Album: Rufus Wainwright - Folkocracy | reviews, news & interviews
Album: Rufus Wainwright - Folkocracy
Album: Rufus Wainwright - Folkocracy
He does it his way
"This album is almost like a recorded birthday party and birthday present to myself. I just invited all the singers that I greatly admire and always wanted to sing with." So says Rufus Wainwright, a brilliant and compelling performer – and one, you suspect, who brooks few challenges, be they from family, friends, or producers. And someone needed to tell him that Folkocracy is often a tad OTT. Rather more than a tad actually.
There are some lovely moments but rarely is the singer subservient to the song. On this album, it’s all about Rufus. Me, me, me. Striking poses, seeking attention, showing off. Being ever so camp. My dear, the histrionics! The point of folk music is entirely lost.
As the title suggests, Folkocracy is a homage to his own folk roots as part of Canada’s royal family of folk. The idea was conceived during the long wait through the 2021 Grammys. “I’ve shied away from folk in the past,” Rufus explains, “preferring the worlds of opera and pop. But the fact is I’m from a bona fide folkocracy who mixed extensively with other folkocracies such as the Seegers and the Thompsons. As I hurtle towards 50, I’m back where it all began.”
So here we are, and of course it was a pretty amazing start in life, Rufus no doubt dandled on many an illustrious lap backstage at Newport, Mariposa, Philadelphia… And now he’s called up a few friends, all of them on speed-dial. Brandi Carlile, John Legend, Chaka Khan, David Byrne, Anohni, Sheryl Crow, Susanna Hoffs, Chris Stills, Nicole Scherzinger and Van Dyke Parks, plus of course his aunt, Anna McGarrigle, sister Martha, and half-sister Lucy. But this is not an album of duets – rather, everyone’s a guest.

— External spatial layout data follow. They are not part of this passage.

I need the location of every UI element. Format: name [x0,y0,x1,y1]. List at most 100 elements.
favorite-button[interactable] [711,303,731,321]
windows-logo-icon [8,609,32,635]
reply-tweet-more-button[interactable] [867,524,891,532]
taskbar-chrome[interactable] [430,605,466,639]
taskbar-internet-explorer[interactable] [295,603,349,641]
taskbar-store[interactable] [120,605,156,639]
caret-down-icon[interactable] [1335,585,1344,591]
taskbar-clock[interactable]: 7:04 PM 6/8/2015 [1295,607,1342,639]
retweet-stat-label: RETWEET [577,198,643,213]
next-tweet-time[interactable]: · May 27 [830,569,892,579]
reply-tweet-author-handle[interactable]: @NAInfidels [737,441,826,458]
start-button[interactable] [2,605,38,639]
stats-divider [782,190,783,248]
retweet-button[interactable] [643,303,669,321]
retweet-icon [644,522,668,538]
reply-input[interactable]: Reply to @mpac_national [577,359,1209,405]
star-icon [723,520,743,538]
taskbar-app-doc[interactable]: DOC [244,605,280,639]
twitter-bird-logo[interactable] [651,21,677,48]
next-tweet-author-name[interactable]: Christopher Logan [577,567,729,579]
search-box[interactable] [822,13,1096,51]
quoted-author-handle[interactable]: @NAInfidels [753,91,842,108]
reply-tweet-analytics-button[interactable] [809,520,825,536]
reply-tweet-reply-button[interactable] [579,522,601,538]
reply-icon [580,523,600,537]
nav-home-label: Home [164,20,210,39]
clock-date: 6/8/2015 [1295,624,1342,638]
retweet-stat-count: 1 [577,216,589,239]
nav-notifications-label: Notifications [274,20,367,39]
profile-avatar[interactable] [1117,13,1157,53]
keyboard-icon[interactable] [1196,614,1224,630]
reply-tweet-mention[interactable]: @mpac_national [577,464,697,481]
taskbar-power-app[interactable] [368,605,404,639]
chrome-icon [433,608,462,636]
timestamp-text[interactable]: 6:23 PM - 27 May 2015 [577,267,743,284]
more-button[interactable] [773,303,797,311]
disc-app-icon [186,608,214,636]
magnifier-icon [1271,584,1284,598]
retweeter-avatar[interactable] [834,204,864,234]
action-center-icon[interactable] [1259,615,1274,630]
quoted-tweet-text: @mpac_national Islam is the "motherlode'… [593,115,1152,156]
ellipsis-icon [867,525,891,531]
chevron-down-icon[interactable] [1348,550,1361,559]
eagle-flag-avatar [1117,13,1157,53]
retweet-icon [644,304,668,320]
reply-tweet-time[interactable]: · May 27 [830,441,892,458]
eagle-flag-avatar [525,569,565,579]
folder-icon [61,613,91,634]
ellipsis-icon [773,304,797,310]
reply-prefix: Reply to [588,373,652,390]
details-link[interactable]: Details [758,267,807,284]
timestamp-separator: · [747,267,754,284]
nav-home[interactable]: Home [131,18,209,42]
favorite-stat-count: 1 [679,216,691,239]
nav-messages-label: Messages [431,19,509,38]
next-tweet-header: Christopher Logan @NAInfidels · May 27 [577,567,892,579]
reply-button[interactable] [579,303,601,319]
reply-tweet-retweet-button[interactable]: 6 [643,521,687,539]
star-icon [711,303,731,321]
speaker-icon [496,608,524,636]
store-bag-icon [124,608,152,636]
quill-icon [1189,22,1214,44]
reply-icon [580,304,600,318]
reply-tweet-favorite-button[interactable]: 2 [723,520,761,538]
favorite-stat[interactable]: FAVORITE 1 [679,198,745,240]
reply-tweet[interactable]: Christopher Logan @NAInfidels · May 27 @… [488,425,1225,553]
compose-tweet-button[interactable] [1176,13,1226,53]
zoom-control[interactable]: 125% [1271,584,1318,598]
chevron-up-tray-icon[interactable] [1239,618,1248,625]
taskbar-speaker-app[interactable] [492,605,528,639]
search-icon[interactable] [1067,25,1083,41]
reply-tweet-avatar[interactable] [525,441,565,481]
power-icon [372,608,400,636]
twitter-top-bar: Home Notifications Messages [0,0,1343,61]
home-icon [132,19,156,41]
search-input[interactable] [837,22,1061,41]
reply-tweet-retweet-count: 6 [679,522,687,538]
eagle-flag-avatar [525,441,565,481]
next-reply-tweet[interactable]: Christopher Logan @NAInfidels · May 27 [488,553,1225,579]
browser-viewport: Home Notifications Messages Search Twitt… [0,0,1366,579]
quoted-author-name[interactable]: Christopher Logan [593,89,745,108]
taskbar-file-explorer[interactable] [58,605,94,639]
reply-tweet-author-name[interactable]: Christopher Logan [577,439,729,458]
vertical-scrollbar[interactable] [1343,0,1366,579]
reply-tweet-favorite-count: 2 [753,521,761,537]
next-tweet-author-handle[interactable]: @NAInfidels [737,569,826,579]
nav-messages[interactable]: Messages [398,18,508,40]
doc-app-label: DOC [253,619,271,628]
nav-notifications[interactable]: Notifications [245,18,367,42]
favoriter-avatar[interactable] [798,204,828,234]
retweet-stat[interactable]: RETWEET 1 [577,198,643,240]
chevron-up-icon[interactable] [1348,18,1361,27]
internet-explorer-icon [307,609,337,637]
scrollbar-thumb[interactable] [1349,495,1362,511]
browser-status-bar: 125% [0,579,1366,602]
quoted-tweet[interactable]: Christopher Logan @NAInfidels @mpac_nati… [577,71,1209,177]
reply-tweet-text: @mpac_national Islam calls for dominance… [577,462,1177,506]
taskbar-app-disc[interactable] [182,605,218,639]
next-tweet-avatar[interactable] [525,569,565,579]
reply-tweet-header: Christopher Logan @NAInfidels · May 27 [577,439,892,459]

It’s a real curate’s egg, an idiosyncratic selection of songs with some lovely tracks but others just too wearing to contemplate repeated listenings. “Twelve-Thirty (Young Girls Are Coming to the Canyon)” is an all-star tribute to the Mamas and the Papas, the song inspired by Laurel Canyon to which the group had returned from “dark and dirty” New York, where “California Dreaming” had been written. A great cover… but maybe just listen to the original instead? “Down in the Willow Garden” is a beautiful song, murder, and mayhem in the great folk tradition, but Wainwright is so strident and to the fore that Carlile is overwhelmed. “Shenandoah”, a song originating with early 19th century fur traders, is overwrought to the point of destruction. “Arthur McBride”, while indeed musically clever, is just so terribly show-offy.
Neil Young’s “Harvest” is beautifully hamonised, with some heart-rending fiddle. Wainwright’s reedy voice is just too overpowering, as it is also on “Hush Little Baby” – a lullaby, remember, yet it builds to a climax! But that reedy dominance and vibrato works well on “Going to a Town”, from Wainwright’s 2007 album Release the Stars. He’s joined here by Anohni, “Black Gold”, the title track from Van Dyke Parks’ 2011 album, with its hints of Brecht, is a bitter attack on Big Oil though the dance rhythms and fairground mood evoked as it whirls towards its climax, like a swimmer caught in the vortex, disguise the seriousness of the message. Here the Wainwright pipes and style are well-suited to the song’s camp irony.
“Wild Mountain Thyme”, which closes the album, is a folk classic and Rufus grew up singing it. The version here really is a family affair, recorded in Montreal with family friend Chaim Tannenbaum playing Rufus’s late mother Kate’s iconic banjo. And it is a heartfelt and tasteful conclusion.